A union type is defined in terms of a set of underlying types. The set of values of a union type is the union over the sets of values of the underlying types.
Each underlying type is a subtype of the union type in the sense of subtype as subset.
Consider the following definition of a data type named X
$variant+ X
{
char8;
int32;
float64;
string8;
};
A variable of type X is able to hold either a char8, int32, float64 or string8 value. It is 'tagged' meaning that it is possible to determine which of these 4 types of values a variable of type X currently holds.
X is implemented using a 32 bit tag value, plus sufficient space to take up the largest of the types to union over.
In this case one of the types (string8) has non-trivial copy constructor, copy assignment and destructor methods. Nevertheless it can appear in the union. For example, when a variable of type X destructs, it will call the string destructor if it holds a string value.
X has no defined default value. Therefore there is no default constructor available. The following code generates a compiler error:
// error C2512: 'X' : no appropriate default constructor available
X x;
A default value can be specified at the top of the variant definition. For example the following sets the default value to be an int32 equal to 23.
$variant+ X
{
default 23;
char8;
int32;
float64;
string8;
};
There is now a default constructor, allowing for the following code:
X x;
assert( x.is<int32>() );
assert( x.as<int32>() == 23 );
Specifying values of a union type is easy because there are implicit conversions from each of the underlying types in the union.
There are overloaded constructors for X for each of the underlying types:
X x1(10);
X x2('z');
X x3(3.14);
X x4("hello world");
Variables of type X can be assigned values of any of the underlying types:
X x1 = 10;
X x2 = 'z';
X x3 = 3.14;
X x4 = string8("hello world");
The template function:
bool X::is<T>() const
is defined for each underlying type T of the union type. This returns true if the value is of that type.
For example
if (x.is<int32>())
{
std::cout << "x is an int32\n";
}
else if (x.is<string8>())
{
std::cout << "x is a string8\n";
}
The template member functions
const T& X::as<T>() const;
T& X::as<T>();
are defined for each underlying type T of the union type, allowing for downcasts to type T as both an l-value and an r-value. In debug builds an assertion fails if the variant isn't exactly of that type. In release builds you get undefined behaviour
Example:
x.as<string8>() += " world"; // as l-value
string8 s = x.as<string8>(); // as r-value
operator==() and operator!=() are always defined on union types. Two values compare equal if and only if they have the same underlying type and the same value of that type.
Example:
X x1 = 65;
X x2 = 66;
X x3 = 'A';
X x4 = int32('A');
assert( x1 != x2 );
assert( x1 != x3 );
assert( x1 == x4 );
assert( x1 == 65 );
This is somewhat illogical but we cater explicitly for a notion of a "value" that represents a missing value (yes that is self contradictory), but if one really wants to embrace a notion of NULLs, whatever than means, then we provide a convenient syntax!
In the following example, one of the types is 'void'.
$variant X
{
// Trying to specify a default value causes a compiler error
//default int16(100);
void;
int16;
};
A curious feature of doing so is that it defines a default constructor which corresponds to the "void" value, so it is not possible to define a default value with the 'default' keyword.
X x;
assert( x.is<void>() );
Arrays of the form T[SIZE] are mapped into the template Array<T,SIZE>. Consider the following union type
$variant X
{
int32;
char8[10];
};
The type Array<T,SIZE> must be used for the is<> and as<> template functions:
typedef Array<char8,10> array;
array s;
for (int i=0 ; i < 10 ; ++i) s[i] = char8('a' + i);
x = X(s);
std::cout << "x = " << x << '\n';
assert( x.is<array>() );
assert( x.as<array>()[1] == 'b' );
Any of the underlying types within the union can be specified as "heap allocated" by preceding the type with an asterisk.

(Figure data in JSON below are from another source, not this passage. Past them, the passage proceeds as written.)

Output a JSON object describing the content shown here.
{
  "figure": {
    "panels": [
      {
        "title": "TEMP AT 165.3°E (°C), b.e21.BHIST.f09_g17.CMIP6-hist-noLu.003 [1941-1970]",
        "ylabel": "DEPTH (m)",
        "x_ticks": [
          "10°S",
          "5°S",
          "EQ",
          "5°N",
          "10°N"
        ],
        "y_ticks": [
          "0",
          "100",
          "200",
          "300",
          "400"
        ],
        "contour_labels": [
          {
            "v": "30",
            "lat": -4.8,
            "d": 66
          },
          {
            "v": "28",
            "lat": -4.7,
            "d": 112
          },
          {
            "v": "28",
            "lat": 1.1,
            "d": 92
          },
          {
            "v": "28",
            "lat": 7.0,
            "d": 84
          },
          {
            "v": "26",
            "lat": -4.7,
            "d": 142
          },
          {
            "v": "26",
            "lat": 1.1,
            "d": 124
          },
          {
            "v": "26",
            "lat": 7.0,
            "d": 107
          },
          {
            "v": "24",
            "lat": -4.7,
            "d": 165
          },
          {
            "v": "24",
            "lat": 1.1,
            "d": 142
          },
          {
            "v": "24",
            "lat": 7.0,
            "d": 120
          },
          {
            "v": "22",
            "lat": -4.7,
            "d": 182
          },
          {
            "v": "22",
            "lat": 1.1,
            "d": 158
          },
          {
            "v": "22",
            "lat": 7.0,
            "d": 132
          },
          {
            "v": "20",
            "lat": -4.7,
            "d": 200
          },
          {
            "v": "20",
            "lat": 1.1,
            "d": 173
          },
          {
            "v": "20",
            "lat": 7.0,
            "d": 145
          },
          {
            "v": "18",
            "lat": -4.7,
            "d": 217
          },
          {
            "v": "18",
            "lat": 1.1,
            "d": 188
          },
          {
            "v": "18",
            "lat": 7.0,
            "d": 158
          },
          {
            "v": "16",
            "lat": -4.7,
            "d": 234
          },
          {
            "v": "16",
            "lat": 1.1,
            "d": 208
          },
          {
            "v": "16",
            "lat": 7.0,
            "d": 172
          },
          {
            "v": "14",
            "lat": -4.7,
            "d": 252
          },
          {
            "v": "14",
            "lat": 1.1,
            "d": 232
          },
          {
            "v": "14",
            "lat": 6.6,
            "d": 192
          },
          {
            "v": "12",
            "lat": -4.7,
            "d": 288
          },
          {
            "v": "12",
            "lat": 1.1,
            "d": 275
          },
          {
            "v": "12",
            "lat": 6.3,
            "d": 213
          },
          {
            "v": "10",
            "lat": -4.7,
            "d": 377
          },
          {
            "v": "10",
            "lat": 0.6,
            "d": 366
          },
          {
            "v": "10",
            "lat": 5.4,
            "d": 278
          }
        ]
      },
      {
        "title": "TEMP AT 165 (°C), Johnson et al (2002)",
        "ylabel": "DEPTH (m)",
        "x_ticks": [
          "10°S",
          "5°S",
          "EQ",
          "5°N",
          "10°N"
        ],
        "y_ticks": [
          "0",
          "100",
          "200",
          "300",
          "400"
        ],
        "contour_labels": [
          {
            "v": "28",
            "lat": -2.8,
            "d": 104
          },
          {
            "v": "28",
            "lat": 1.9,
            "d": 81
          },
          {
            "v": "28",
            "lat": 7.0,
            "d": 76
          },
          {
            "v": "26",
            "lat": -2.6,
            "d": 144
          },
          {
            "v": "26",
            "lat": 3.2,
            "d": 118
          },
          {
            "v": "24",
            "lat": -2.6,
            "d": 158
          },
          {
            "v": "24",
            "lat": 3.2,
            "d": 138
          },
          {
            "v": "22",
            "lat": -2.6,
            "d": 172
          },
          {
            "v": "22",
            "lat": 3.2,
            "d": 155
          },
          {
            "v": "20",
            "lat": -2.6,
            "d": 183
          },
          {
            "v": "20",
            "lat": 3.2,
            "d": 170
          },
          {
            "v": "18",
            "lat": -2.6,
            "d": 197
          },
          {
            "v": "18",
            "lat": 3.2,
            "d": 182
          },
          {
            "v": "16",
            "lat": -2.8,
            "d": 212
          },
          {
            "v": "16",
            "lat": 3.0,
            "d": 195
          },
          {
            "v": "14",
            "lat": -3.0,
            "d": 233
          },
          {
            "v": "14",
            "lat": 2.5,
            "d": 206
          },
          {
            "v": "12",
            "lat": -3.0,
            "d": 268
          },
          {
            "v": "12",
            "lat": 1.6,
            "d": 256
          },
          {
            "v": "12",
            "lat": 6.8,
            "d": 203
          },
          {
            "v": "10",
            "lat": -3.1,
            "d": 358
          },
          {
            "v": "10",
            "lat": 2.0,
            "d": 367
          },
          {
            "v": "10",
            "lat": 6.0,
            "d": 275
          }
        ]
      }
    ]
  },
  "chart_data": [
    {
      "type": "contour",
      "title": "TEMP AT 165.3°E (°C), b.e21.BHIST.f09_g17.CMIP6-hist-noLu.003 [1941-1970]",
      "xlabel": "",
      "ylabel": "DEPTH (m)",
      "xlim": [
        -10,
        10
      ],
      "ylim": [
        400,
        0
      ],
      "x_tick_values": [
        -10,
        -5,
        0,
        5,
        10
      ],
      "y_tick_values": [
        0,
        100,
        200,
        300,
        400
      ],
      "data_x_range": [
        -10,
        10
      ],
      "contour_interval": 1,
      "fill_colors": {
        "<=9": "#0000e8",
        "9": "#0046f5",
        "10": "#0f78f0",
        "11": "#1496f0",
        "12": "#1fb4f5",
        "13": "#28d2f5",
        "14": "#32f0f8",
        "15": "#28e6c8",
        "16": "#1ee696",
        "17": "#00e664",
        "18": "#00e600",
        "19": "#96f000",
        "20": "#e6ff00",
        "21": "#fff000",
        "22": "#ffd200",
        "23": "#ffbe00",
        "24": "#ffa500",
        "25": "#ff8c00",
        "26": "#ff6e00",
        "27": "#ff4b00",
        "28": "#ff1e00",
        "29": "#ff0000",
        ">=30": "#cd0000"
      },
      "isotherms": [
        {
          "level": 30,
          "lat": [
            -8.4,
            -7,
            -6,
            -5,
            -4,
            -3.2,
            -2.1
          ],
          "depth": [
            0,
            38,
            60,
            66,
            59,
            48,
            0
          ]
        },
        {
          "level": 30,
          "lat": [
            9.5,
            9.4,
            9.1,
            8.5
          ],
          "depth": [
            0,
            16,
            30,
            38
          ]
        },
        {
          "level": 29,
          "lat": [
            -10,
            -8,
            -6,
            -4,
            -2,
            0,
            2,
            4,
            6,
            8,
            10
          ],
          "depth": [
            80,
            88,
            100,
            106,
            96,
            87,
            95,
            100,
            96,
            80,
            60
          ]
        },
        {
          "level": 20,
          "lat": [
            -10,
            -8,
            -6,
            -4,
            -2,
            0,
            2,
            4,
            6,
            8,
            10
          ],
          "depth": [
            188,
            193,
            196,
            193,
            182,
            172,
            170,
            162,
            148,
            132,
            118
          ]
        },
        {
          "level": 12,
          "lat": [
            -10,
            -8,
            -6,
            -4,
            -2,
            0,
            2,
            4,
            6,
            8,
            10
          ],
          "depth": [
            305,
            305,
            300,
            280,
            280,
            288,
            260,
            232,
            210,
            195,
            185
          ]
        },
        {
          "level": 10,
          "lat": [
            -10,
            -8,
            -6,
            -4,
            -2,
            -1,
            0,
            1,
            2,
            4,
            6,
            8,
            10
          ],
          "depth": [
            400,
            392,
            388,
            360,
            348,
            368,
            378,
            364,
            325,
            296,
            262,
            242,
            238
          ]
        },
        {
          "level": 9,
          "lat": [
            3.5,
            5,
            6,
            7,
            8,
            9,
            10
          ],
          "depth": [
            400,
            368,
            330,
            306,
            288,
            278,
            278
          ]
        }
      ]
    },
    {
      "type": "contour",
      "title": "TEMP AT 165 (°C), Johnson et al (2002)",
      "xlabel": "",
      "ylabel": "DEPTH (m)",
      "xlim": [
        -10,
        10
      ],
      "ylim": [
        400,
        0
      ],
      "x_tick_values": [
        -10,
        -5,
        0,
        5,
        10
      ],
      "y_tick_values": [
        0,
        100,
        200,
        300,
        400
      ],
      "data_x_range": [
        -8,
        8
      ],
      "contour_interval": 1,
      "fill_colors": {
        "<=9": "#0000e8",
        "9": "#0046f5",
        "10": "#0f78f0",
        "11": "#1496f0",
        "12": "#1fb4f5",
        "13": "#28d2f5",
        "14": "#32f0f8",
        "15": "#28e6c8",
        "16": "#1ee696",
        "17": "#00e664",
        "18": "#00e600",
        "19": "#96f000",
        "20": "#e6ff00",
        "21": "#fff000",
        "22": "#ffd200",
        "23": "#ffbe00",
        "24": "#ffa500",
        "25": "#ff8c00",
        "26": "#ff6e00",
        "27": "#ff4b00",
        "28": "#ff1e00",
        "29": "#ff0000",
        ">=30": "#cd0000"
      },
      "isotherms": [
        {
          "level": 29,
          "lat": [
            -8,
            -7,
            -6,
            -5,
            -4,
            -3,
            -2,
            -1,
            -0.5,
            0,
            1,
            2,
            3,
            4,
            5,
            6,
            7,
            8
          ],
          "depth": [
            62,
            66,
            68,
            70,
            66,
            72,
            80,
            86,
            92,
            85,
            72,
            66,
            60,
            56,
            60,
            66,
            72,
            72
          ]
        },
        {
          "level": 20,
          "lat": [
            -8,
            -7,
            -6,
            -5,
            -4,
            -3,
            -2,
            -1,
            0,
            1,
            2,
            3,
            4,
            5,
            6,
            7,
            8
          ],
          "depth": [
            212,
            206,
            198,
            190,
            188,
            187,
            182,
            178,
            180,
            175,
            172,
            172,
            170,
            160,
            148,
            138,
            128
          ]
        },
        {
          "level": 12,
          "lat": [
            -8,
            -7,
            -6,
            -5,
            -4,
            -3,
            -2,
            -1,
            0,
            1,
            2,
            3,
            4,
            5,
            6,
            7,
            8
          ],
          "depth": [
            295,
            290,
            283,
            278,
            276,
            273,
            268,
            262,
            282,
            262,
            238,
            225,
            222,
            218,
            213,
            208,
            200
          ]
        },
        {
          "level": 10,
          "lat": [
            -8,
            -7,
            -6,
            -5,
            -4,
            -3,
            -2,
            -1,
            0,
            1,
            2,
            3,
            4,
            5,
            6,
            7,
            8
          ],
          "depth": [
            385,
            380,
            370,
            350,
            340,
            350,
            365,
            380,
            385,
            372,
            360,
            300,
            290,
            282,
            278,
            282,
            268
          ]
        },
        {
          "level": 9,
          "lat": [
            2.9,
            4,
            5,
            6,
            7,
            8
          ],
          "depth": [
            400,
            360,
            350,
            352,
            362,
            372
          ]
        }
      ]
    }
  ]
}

This causes the implementation to only record a pointer to the value within the space shared by all the types in the variant.
However, this is really just an implementation detail. Semantically the variant still records a value of one of the types. All the implicit conversions are supported and the is<>() and as<>() template functions are defined without regard for the indirection used in the physical implementation.
One reason for creating an indirection could be deal with a significant mismatch in sizes of the types.
$variant X
{
int32;
*char8[1000]; // heap allocated so sizeof(X) = 8, so that when int32's are
// stored it isn't so wasteful.
}
The following is impractical (there is no good reason to heap allocate the float64)
$variant X
{
default 0;
int32;
*float64; // Asterisk means the float64 is heap allocated
};
The following code illustrates how it can be used:
xvector<X> L;
L.push_back( 10 );
L.push_back( 3.14 );
assert( L[0].is<int32>());
assert(!L[0].is<float64>());
assert(!L[1].is<int32>());
assert( L[1].is<float64>());
See the Shape example for another example of a union type, and for details about how to define polymorphic functions on union types.